3.6-6 F2010
=====
The challenge of cofactor expansion of a 5x5 determinant is to begin each
expansion opportunity using a row or column that contains as many zeros
as possible. The best one for the 5x5 is row 3, which contains 4 zeros.
The expansion then gives (+1)(5)(a 4x4 determinant).
The checkerboard sign (+1) is found by marking from th eupper left corner
of the 5x5 determinant, saying "plus - minus - plus - minus -plus" in
going from the (1,1)-position to the (3,3)-poition [where 5 is located].
The progress marked, to obtain a 4x4 determinant to work on, then the next
step chooses a cofactor expansion of the 4x4 on the last row, which contains
3 zeros. This time the answer is (-1)(2)(3x3 determinant).
The process continues, with a row one expansion of the 3x3 [it has 2 zeros]
to get a 2x2 determinant, which is evaluated using the 2x2 Sarrus' rule.
3.6-20 F2010
=====
The method of elimination is a synonym for the Four Rules
(1) The triangular rule, or 1-arrow Sarrus' rule;
(2) Swap [swap(s,t) changes the sign of the determinant];
(3) Mult [mult(t,m) divides the determinant by m];
(4) Combo [combo(s,t,c) leaves the determinant unchanged].
The last 3 rules are equivalent to one rule, a special case of the determinant
product theorem, det(A) = det(EA)/det(E).
The objective is to apply combo to the matrix to get a triangular form, then
apply the one-arrow Sarrus' rule to evaluate the determinant.
3.6-32 F2010
=====
Cramer's rule for this problem is
x1 = det(A1)/det(A), x2 = det(A2)/det(A), x3 = det(A3)/det(A).
The symbols are:
A = matrix whose rows are [3,4,-3], [3,-2,4], [3,2,-1].
b = column vector with entries 5,7,3
A1 = matrix A with col(A,1)=b
A2 = matrix A with col(A,2)=b
A3 = matrix A with col(A,3)=b
You are expected to evaluate the four determinants det(A), det(A1),
det(A2), det(A3), simplify the fractions and report the answer
x1, x2, x3. Maple can be used to check the answer:
with(linalg):
A:=matrix([[3,4,-3], [3,-2,4], [3,2,-1]]);
b:=vector([5,7,3]);
linsolve(A,b);
3.6-40 F2010
=====
This problem will help you to understand the adjugate formulas
inverse(A) = adj(A)/det(A),
adj(A) = adjugate or adjoint of A
= transpose of the matrix of cofactors of A
The following maple code can be used as an answer check, but not as a solution to the problem.
The problem solution is expected to be hand-written, with all 2x2 determinant details documented.
The expected presentation is a formula for adjugate(A) as the transpose of a
big matrix whose 9 entries are written as 2x2 determinants multiplied by
checkerboard signs [cofactor = sign x minor].

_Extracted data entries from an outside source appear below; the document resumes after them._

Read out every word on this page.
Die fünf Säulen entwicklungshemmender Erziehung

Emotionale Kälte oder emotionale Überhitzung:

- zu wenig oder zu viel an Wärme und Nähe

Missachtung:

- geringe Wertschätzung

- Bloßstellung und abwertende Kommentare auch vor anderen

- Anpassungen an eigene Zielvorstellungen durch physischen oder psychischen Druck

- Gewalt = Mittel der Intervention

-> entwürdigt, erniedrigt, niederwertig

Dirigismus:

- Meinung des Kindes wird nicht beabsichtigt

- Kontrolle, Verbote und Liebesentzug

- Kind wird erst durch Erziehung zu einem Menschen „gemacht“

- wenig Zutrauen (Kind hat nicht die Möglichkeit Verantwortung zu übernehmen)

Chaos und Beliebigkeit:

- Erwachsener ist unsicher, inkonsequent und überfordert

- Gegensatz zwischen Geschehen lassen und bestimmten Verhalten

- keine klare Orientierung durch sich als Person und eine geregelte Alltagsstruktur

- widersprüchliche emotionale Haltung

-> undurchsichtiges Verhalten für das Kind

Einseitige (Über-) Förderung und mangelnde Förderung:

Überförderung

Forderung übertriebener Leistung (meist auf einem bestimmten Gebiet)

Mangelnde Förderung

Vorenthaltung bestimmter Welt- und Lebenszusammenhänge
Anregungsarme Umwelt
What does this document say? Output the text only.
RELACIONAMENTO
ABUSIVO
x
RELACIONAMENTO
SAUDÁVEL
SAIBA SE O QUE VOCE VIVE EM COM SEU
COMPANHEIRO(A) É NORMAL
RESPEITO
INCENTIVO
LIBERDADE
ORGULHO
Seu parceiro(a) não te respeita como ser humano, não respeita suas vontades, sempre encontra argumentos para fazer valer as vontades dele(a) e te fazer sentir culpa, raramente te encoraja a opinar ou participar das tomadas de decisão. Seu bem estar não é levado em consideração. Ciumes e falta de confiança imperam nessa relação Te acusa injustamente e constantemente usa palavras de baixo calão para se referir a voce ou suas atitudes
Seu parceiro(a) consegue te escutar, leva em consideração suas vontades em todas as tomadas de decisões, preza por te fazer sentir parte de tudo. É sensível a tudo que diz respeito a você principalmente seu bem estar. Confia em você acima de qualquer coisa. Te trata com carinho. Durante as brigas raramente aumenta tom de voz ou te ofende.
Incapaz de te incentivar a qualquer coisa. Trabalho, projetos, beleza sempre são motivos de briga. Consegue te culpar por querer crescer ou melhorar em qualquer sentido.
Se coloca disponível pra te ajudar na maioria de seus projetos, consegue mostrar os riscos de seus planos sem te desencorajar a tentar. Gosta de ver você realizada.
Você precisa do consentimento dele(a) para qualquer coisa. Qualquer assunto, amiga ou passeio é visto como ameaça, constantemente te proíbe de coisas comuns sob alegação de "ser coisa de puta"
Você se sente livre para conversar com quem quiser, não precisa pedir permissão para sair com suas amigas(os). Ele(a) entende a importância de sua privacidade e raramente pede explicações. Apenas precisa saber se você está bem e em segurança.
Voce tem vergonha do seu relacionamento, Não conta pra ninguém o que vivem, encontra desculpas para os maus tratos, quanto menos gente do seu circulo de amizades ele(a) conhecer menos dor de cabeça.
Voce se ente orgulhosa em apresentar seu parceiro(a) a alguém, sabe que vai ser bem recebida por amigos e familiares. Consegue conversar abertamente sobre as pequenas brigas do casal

For presentation details, follow Example 11 Section 3.6 in E&P.
with(linalg):
A:=matrix([[2,4,-3], [2,-3,-1], [-5,0,-3]]);
adjoint(A);
det(A);
inverse(A);
3.6-60 F2010
=====
Part (a).
Intuition to solve the problem can be obtained by writing out explicitly
the determinants B1, B2, B3, B4. Subject B3, B4 to cofactor expansion to
get the recursion identity of 3.6-60a. The work sumbitted must be for
dimension n, for full credit. Examples are not a proof of part (a). Use
"..." notation to write out B_{n}, B_{n-1} and B_{n-2}. Cite steps where
cofactor expansion by row and by column are used.
Part (b).
Induction is explained in the appendix to the Varberg calculus text
currently used for Calc I,II,III. Part 3.6-60b is expected to be solved
using the theory of mathematical induction. Graders will award two
possible grades: 55, 100. For 100 percent, the work must use induction
methods. For 55 percent, some drastic unforgivable error has to occur,
for example, submitting a work which does examples but no induction, or
choosing a sequence of details that bears little or no relationship to
the expected details.
Exposition details (a)
=========
Write out determinant B_n on paper using "..." notation. At least six (6) columns
should be written, to give enough detail. Then use cofactor expansion along row 1
to produce 2 determinants of order n-1. Finally, use column 1 cofactor expansion
on the second determinant to produce a determinant of order n-2. All of this can
fit one one sheet of paper.
Proof details (b)
=========
While many possible definitions exist for statement P_n in math
induction, all of them have to have two equations in order apply the
recursion formula of (a):
(a) B_k = 2 B_{k-1} - B_{k-2} for k > 3
The problem is that to use (a), two equations are needed for expansion
of the RHS. Bear in mind that P_n = { B_n = n+1} does not work for two
reasons: first, P_1 = { B_1=2} and B_1 is not defined, only B_2 and
higher; second, not enough equations appear in P_n to expand the RHS of
(a). Something like
P_n = { B_{n+1} = n+2, B_{n+2} = n+3 }
does work. The details do not appear here, but are expected on submitted
work.